Most of the roughly 150,000 diabetes-related amputations that occur in the United States every year are preventable.
That’s one of the premises of National Diabetes Awareness Month (observed each November), and it’s not wrong. Most diabetes-related amputations are preventable via routine, common-sense interventions. The formula includes broader access to basic healthcare, lower prices for drugs (including insulin), better education regarding foot and wound care, and promotion of healthy diet and exercise habits.
But while those reforms are necessary to lower the amputation rate, they may not be sufficient. A pair of recent studies suggest that emotional and psychological factors also play significant roles in driving diabetes-related limb loss. “It is important to address psychological and emotional challenges at an early stage…to help reduce the risk of foot deterioration and/or amputation,” summarized one paper, published this summer in the journal Practical Diabetes. “Putting emotional health on the diabetes agenda can only benefit [patients].”
This article focuses on diabetes distress (DD), defined as “the burden of relentless daily self-management.” Originally defined in the 1990s, this well-researched condition has been shown to correlate strongly with adverse outcomes, including limb loss. Patients experiencing DD tend to exercise less often, eat more unhealthy foods, take medications less regularly, and see doctors less frequently.
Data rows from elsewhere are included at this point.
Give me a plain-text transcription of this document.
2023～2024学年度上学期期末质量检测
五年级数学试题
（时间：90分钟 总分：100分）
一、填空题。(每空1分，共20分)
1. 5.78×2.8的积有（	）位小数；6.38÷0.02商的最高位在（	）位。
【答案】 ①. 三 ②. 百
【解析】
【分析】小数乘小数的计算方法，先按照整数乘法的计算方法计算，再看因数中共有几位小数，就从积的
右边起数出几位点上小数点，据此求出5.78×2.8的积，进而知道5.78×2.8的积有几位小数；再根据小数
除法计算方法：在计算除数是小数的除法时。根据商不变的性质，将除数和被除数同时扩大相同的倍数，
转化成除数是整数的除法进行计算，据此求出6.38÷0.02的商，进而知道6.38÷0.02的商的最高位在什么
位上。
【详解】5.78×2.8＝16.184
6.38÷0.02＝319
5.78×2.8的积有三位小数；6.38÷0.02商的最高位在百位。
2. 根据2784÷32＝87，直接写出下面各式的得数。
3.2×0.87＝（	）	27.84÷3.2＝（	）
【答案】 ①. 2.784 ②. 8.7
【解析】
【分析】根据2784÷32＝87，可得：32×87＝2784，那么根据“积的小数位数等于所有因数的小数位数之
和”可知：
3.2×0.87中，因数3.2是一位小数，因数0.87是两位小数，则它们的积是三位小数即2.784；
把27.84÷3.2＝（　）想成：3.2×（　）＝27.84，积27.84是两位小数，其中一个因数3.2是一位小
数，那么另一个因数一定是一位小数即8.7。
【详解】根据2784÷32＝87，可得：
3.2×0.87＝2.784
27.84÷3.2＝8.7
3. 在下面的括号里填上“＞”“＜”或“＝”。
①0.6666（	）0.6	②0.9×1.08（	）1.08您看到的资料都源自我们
Yet despite DD’s significant impact on outcomes, patient surveys show that most primary-care physicians, podiatrists, and other clinicians don’t integrate psychological and emotional factors into their management of diabetes cases. Even the Diabetes Distress Scale (DDS2), a two-question screening survey that can quickly identify patients who are experiencing DD, is only sporadically used.
The Practical Diabetes paper showed that merely being asked about their well-being can improve patients’ response to diabetes care. Those who receive routine check-ins on emotional health participate more actively in self-care, practice healthy behaviors more consistently, and report greater satisfaction with their provider.
The second paper, a preprint article posted online at the Journal of Foot and Ankle Research, focuses on the emotional journeys of patients who’ve already lost limbs due to diabetes. It notes that although amputations “are thought to be preventable with early detection and management of risk factors,” effective management must extend beyond medical interventions to include mental health assessment and guidance.
The study surveyed 15 amputees who had lost limbs despite receiving care that seemed to check all the right boxes. They enjoyed regular access to primary care doctors and foot specialists, received vigilant screening, were provided with proper medications, and consulted with allied health professionals such as dietitians and physical therapists. But the absence of attention to the patients’ mental health undermined the otherwise comprehensive management of their diabetes.
“Ambivalence, denial, inevitability, and helplessness reflected barriers that contributed to participants’ amputations,” the researchers found. “Some participants were in denial about their own health,” while “others felt helpless, as though complications and poor health outcomes were inevitable,” and still others vacillated between commitment to treatment, denial, and fatalistic resignation.
Patients’ sense of identity, day-to-day pressures, and relationships with doctors and specialists also contributed to their limb loss. “A primary healthcare approach that understands these factors may help healthcare professionals tailor education and self-management strategies to meet patients’ needs,” the authors found.